Wednesday, May 16, 2012

A Lost Art

There used to be a time when a starting pitcher with over a 5.00 era would get released or sent down to the minors.  In looking back at all those hours spent studying the backs of baseball cards and memorizing players' stats, I don't recall seeing many pitchers with such astronomical era's still pitching at the major league level.

Nick BlackburnTonight the Minnesota Twins (10-26) are in Detroit to take on the second place Tigers (18-18) at 7:05 CT.  Nick Blackburn (1-4, 7.18) is scheduled to take the hill versus Rick Porcello (3-3, 5.18). 

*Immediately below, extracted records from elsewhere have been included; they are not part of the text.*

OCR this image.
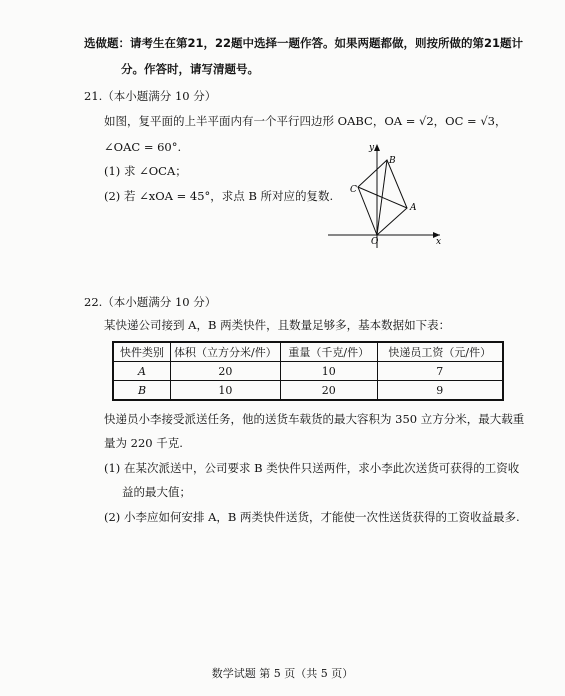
选做题：请考生在第21，22题中选择一题作答。如果两题都做，则按所做的第21题计
分。作答时，请写清题号。
21.（本小题满分 10 分）
如图，复平面的上半平面内有一个平行四边形 OABC，OA = √2，OC = √3，
∠OAC = 60°.
(1) 求 ∠OCA；
(2) 若 ∠xOA = 45°，求点 B 所对应的复数.
y
x
B
C
A
O
22.（本小题满分 10 分）
某快递公司接到 A，B 两类快件，且数量足够多，基本数据如下表：
快件类别	体积（立方分米/件）	重量（千克/件）	快递员工资（元/件）
A	20	10	7
B	10	20	9
快递员小李接受派送任务，他的送货车载货的最大容积为 350 立方分米，最大载重
量为 220 千克.
(1) 在某次派送中，公司要求 B 类快件只送两件，求小李此次送货可获得的工资收
益的最大值；
(2) 小李应如何安排 A，B 两类快件送货，才能使一次性送货获得的工资收益最多.
数学试题 第 5 页（共 5 页）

Now, a couple years ago, say like 2009, this match up would be one worth watching.  Blackburn went 11-11 with a 4.03 era and Porcello did a little better going 14-9 with a 3.96 era.  Both were career years for these pitchers who, at that time, were showing promise of being a good number 3 or 4 starter respectively.  However, instead of trending upward, Blacky and Porcello have spiralled downward and, once upon a time, wouldn't even be getting a sniff at a starting spot in the rotation.

But this is 2012.  Times have changed.  Where should I begin? 
  • the mound was lowered in the 80's
  • the strike zone has shrunk
  • the baseball seams are so non-existent that it's like throwing a cue ball
  • mechanics have been overly simplified causing pitchers to use less legs and more arm
  • a new baseball is used whenever one sniffs the ground
  • pitch counts are overly enforced
  • the rotation consists of 5 guys instead of 4
  • knuckleballs, curveballs, and splitters are discouraged by pitching coaches
  • a quality start is considered giving up 3 runs in 6 innings (4.5 era overall)
  • complete games are almost non-existent
  • Tommy John surgery has become an epidemic
  • baseball trainers and agents determine how many innings a guy throws per year
  • batter's were and maybe still are pumped up on 'roids and HGH
....I could go on and on.

My point is, Major League Baseball has consistently made it more and more difficult for the pitcher to succeed, going with the notion that fans want to see lot of home runs, lots of pitchers, and 14-10 ball games.  Ironically, though, at the same time, they are also desperately trying to find ways to speed up the game.  For instance, it's rumored that they will not allow the pitcher to fake a throw to third and look to first when runners are on first and third.  Sure, that'll speed up the game. 

A good old fashioned pitcher's duel where each starter throws a complete game and the score ends up something like 2-1, guaranteed, would only take about 2 to 2 1/2 hours.  A 14-10 game usually takes up to 4 hours or more.  However, Major League Baseball wants the latter with the time of the former?  Don't they also understand that the most boring and time consuming part about baseball is the pitching changes?

All of this, however, doesn't excuse the way that Blackburn and Porcello are pitching this year.  Despite all of the road blocks, there are pitchers out there that still dominate.  They are just becoming more and more scarce.  The gap between the good, the bad and the ugly is widening and the ugly (Blackburn) are still able to hang around starting rotations because, frankly, there's no one else to take their spots.

Pitching has really become a lost art over the years.  It's a scarey trend for guys like me who appreciate a good pitcher's duel.  With the way things are going, let's just hope that Major League Baseball doesn't decide to make the pitcher the guy who feeds the pitching machine.  I think I would have to stop watching at that point.